Tuesday, October 9, 2012

Oct 9, 2012- The worst kind of pain

I swear to god, its as if I can legitimately feel my heart breaking inside of me. I have been crying so hard since Alex left I can barely catch my breath, I feel like I'm loosing him, and it hurts so much because there is absolutely nothing I can do, I am completely powerless... His dad came over with his awful witch of a girlfriend and se convinced his dad that me and Alex need to break up. His dad doesn't believe in Alex at all, he can't even see what a wonderful son he has, and it is so sad that he thinks so low of Alex. If he just took 5 minutes and actually got to know his own kid, maybe he would see what a truly amazing person Alex is, but he doesn't.
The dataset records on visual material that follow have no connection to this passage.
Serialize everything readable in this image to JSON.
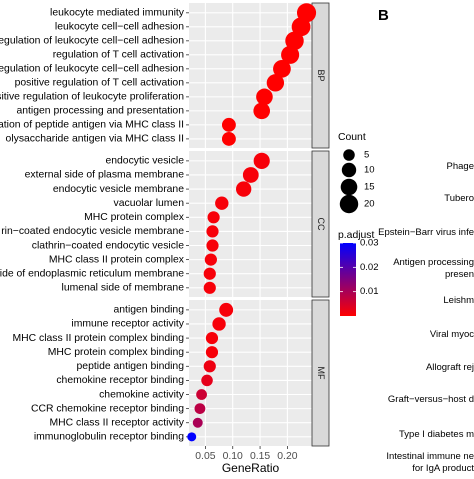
{
  "panel_b_label": "B",
  "chart_data": {
    "type": "scatter",
    "subtype": "dot-plot",
    "xlabel": "GeneRatio",
    "xlim": [
      0.02,
      0.245
    ],
    "xticks": [
      0.05,
      0.1,
      0.15,
      0.2
    ],
    "xtick_labels": [
      "0.05",
      "0.10",
      "0.15",
      "0.20"
    ],
    "grid": true,
    "background": "#ebebeb",
    "legend_placement": "right",
    "count_legend": {
      "title": "Count",
      "values": [
        5,
        10,
        15,
        20
      ],
      "labels": [
        "5",
        "10",
        "15",
        "20"
      ]
    },
    "color_legend": {
      "title": "p.adjust",
      "min": 0.0,
      "max": 0.03,
      "ticks": [
        0.01,
        0.02,
        0.03
      ],
      "tick_labels": [
        "0.01",
        "0.02",
        "0.03"
      ],
      "low_color": "#ff0000",
      "high_color": "#0000ff"
    },
    "facets": [
      {
        "name": "BP",
        "terms": [
          {
            "label": "leukocyte mediated immunity",
            "x": 0.235,
            "count": 22,
            "p": 0.0
          },
          {
            "label": "leukocyte cell−cell adhesion",
            "x": 0.225,
            "count": 21,
            "p": 0.0
          },
          {
            "label": "regulation of leukocyte cell−cell adhesion",
            "x": 0.213,
            "count": 20,
            "p": 0.0
          },
          {
            "label": "regulation of T cell activation",
            "x": 0.205,
            "count": 19,
            "p": 0.0
          },
          {
            "label": "regulation of leukocyte cell−cell adhesion",
            "x": 0.19,
            "count": 18,
            "p": 0.0
          },
          {
            "label": "positive regulation of T cell activation",
            "x": 0.178,
            "count": 17,
            "p": 0.0
          },
          {
            "label": "positive regulation of leukocyte proliferation",
            "x": 0.158,
            "count": 15,
            "p": 0.0
          },
          {
            "label": "antigen processing and presentation",
            "x": 0.153,
            "count": 15,
            "p": 0.0
          },
          {
            "label": "ation of peptide antigen via MHC class II",
            "x": 0.093,
            "count": 9,
            "p": 0.0
          },
          {
            "label": "olysaccharide antigen via MHC class II",
            "x": 0.093,
            "count": 9,
            "p": 0.0
          }
        ]
      },
      {
        "name": "CC",
        "terms": [
          {
            "label": "endocytic vesicle",
            "x": 0.153,
            "count": 14,
            "p": 0.001
          },
          {
            "label": "external side of plasma membrane",
            "x": 0.133,
            "count": 13,
            "p": 0.001
          },
          {
            "label": "endocytic vesicle membrane",
            "x": 0.12,
            "count": 12,
            "p": 0.001
          },
          {
            "label": "vacuolar lumen",
            "x": 0.08,
            "count": 8,
            "p": 0.001
          },
          {
            "label": "MHC protein complex",
            "x": 0.065,
            "count": 6,
            "p": 0.001
          },
          {
            "label": "rin−coated endocytic vesicle membrane",
            "x": 0.063,
            "count": 6,
            "p": 0.001
          },
          {
            "label": "clathrin−coated endocytic vesicle",
            "x": 0.063,
            "count": 6,
            "p": 0.001
          },
          {
            "label": "MHC class II protein complex",
            "x": 0.06,
            "count": 6,
            "p": 0.001
          },
          {
            "label": "ide of endoplasmic reticulum membrane",
            "x": 0.058,
            "count": 6,
            "p": 0.001
          },
          {
            "label": "lumenal side of membrane",
            "x": 0.058,
            "count": 6,
            "p": 0.001
          }
        ]
      },
      {
        "name": "MF",
        "terms": [
          {
            "label": "antigen binding",
            "x": 0.088,
            "count": 9,
            "p": 0.001
          },
          {
            "label": "immune receptor activity",
            "x": 0.075,
            "count": 8,
            "p": 0.001
          },
          {
            "label": "MHC class II protein complex binding",
            "x": 0.062,
            "count": 6,
            "p": 0.001
          },
          {
            "label": "MHC protein complex binding",
            "x": 0.062,
            "count": 6,
            "p": 0.001
          },
          {
            "label": "peptide antigen binding",
            "x": 0.058,
            "count": 6,
            "p": 0.002
          },
          {
            "label": "chemokine receptor binding",
            "x": 0.053,
            "count": 5,
            "p": 0.003
          },
          {
            "label": "chemokine activity",
            "x": 0.043,
            "count": 4,
            "p": 0.006
          },
          {
            "label": "CCR chemokine receptor binding",
            "x": 0.04,
            "count": 4,
            "p": 0.008
          },
          {
            "label": "MHC class II receptor activity",
            "x": 0.036,
            "count": 3,
            "p": 0.01
          },
          {
            "label": "immunoglobulin receptor binding",
            "x": 0.025,
            "count": 2,
            "p": 0.032
          }
        ]
      }
    ]
  },
  "panel_b_labels": [
    "Phage",
    "Tubero",
    "Epstein−Barr virus infe",
    "Antigen processing",
    "presen",
    "Leishm",
    "Viral myoc",
    "Allograft rej",
    "Graft−versus−host d",
    "Type I diabetes m",
    "Intestinal immune ne",
    "for IgA product"
  ]
}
That man is just as awful as his girlfriend, he only difference is he is easily swayed. If the girlfriend hadn't have come, my mom could have convinced Alex's dad otherwise. But that was the thing, this was real life, "what ifs' didn't matter, what mattered was, the girlfriend DID come, and she said that Alex will break up with me, and the will be no contact, that included Facebook, texting, phone calls, and seeing each other. I swear it feels like someone just ripped out my heart and stepped on it, the only difference is in a way emotion pain is so much worse then physical pain. Alex has to go before the conversation was even finished, because of his curfew... but if his asshole of a father hadn't taken 3 hours to get there, then maybe there would have been more time, for me so say something, anything to convince him otherwise. I held it together through out the entire conversation, but the second everyone got up I ran into my room and completely lost it, Alex ran in after me to get his coat, he just held me in his arms telling me that he loved me so much and was so sorry but he really had to leave.